Question

The amount of money spent by a customer at a discount store has a mean of $$\$ 100$$ and a standard deviation of $$\$ 30.$$ What is the probability that a randomly selected group of 50 shoppers will spend a total of more than $$\$ 5300 ?$$ (Hint: The total will be more than \(\$ 5300\) when the sample average exceeds what value?)

Short answer

The short answer is the final probability you obtained from Step 5 by calculating \(P(Z > calculated \, z-score)\).

Step-by-step solution

Analyse The Given Data

Here, the mean (\(μ\)) of the amount of money spent is $100 and the standard deviation (\(σ\)) is $30. The sample size (\(n\)) is 50 shoppers and the total amount in question is $5300. You're asked to find the probability that the total spend exceeds this amount.

Calculate The Sample Mean

The sample mean (\(X̄\)) is the given total amount ($5300) divided by the number of people (50). So, calculate \(X̄ = 5300/50\).

Find The Standard Error

Standard error is calculated by dividing the standard deviation by the square root of the sample size. Here, the standard deviation is $30 and the sample size is 50. The formula for standard error is \(σ/√n\), so calculate \(Standard \, Error = σ/√n = 30/√50\).

Calculate The Z-Score

The formula for z-score is \(Z = (X̄ - μ)/Standard \, Error\). From steps 2 & 3, we already know the sample mean and the standard error. So substitute these values into this formula to find the z-score.

Find The Probability

Use a z-table, calculator, or other resource to determine the probability associated with the calculated z-score. Additionally, since we want the probability of total spending exceeding $5300, it corresponds to the area under the standard normal curve to the right of the calculated z-value. The required probability is given by \(P(Z > calculated \, z-score)\). This gives you the final probability.

Key concepts

Standard Deviation

Understanding the standard deviation in statistics is crucial for interpreting the spread of data. The standard deviation, symbolized as \( \sigma \), quantifies how much the values in a dataset deviate from the mean, or average. In simpler terms, it reflects how spread out the numbers are. A small standard deviation indicates that the data points tend to be close to the mean, while a large standard deviation suggests that the data are more spread out.

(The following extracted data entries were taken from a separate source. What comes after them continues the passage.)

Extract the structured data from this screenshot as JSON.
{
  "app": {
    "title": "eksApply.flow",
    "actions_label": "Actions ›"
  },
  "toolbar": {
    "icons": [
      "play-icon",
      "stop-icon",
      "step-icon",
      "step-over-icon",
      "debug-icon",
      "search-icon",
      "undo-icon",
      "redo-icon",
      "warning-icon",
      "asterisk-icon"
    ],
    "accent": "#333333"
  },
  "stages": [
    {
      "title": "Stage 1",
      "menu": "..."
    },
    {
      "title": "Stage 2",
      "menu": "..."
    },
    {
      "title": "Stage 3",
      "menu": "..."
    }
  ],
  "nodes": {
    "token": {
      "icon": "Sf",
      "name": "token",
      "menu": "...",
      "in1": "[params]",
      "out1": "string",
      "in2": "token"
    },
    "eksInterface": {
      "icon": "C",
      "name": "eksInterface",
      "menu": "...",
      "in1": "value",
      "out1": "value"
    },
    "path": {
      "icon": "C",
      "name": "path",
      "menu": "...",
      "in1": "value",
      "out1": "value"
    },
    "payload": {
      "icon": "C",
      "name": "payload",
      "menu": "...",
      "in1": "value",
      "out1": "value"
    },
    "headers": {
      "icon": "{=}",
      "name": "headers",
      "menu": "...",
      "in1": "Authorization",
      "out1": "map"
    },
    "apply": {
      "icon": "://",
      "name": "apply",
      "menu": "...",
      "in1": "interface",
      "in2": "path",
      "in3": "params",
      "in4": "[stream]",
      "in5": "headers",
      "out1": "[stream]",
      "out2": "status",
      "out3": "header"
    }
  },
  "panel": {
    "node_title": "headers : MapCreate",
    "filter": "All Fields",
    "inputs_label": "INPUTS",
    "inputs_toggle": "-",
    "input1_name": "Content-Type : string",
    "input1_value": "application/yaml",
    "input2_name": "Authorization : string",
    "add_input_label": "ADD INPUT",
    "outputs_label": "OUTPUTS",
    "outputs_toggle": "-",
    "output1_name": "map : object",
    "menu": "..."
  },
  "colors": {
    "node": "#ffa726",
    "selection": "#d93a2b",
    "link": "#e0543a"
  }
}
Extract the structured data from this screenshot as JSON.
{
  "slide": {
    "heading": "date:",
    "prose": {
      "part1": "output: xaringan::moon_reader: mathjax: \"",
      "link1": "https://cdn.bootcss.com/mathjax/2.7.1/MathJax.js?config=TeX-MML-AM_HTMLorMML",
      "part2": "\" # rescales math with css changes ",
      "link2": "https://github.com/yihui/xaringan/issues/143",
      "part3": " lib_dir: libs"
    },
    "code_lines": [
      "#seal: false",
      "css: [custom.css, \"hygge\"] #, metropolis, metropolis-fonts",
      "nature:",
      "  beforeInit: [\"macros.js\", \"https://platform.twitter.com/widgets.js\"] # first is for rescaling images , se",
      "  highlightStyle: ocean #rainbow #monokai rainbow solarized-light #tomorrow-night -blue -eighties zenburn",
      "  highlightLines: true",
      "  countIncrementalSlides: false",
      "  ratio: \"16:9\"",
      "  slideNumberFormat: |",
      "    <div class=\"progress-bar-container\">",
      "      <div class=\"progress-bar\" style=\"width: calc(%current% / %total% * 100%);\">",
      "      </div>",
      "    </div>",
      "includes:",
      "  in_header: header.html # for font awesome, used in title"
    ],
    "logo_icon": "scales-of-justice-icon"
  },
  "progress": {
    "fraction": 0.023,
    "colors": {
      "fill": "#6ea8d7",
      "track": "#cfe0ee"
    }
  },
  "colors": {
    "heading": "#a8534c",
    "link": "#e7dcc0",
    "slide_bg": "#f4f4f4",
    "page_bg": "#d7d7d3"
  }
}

For example, in a retail context, if customer expenditures at a store have a low standard deviation, this implies that most customers spend roughly the same amount. But if that standard deviation is high, there is a wider variety of spending behaviors among customers. This kind of insight can be very valuable for a retail business when planning inventory, marketing strategies, and customer engagement.

Sample Mean

The sample mean, often denoted as \( \bar{X} \), is the average value of a sample and is used as an estimate of the population mean. To calculate the sample mean, you simply sum up all the values in the sample and then divide by the number of observations. This can be particularly useful in instances where collecting data for the entire population is impractical or impossible.

Using the retail example from the exercise, by calculating the average amount spent by a group of 50 shoppers, we can estimate what a typical shopper might spend. This helps in understanding customer behavior on average, rather than focusing on any one individual's spending, which could be anomalously high or low.

Standard Error

The standard error measures the accuracy with which a sample mean represents the population mean. Mathematically, it's the standard deviation of the sampling distribution of the sample mean, denoted by \( SE \). The formula for finding the standard error is \( SE = \frac{\sigma}{\sqrt{n}} \), where \( \sigma \) is the standard deviation of the sample and \( n \) is the number of observations in the sample.

In practical terms, a smaller standard error means the sample mean is closer to the true population mean. This is an essential concept when determining how confident we can be in our sample estimates. In the textbook problem, calculating the standard error allows us to judge the reliability of the sample mean of the customer expenditures we've calculated.

Z-Score

A z-score is a statistical measurement that describes a value's relationship to the mean of a group of values, measured in terms of standard deviations from the mean. The z-score indicates how many standard deviations an element is from the mean. It's calculated using the formula \( Z = \frac{(X - \mu)}{SE} \), where \( X \) is the value, \( \mu \) is the mean, and \( SE \) is the standard error.

In the context of our exercise, the z-score is used to find the probability that the shoppers will spend more than a certain amount. It's a powerful tool because it enables comparison across different sets of data which may have different means and standard deviations. After finding the z-score, we can refer to a z-table to find the probability of a value occurring within a normal distribution, which is fundamental in making predictions based on statistical data.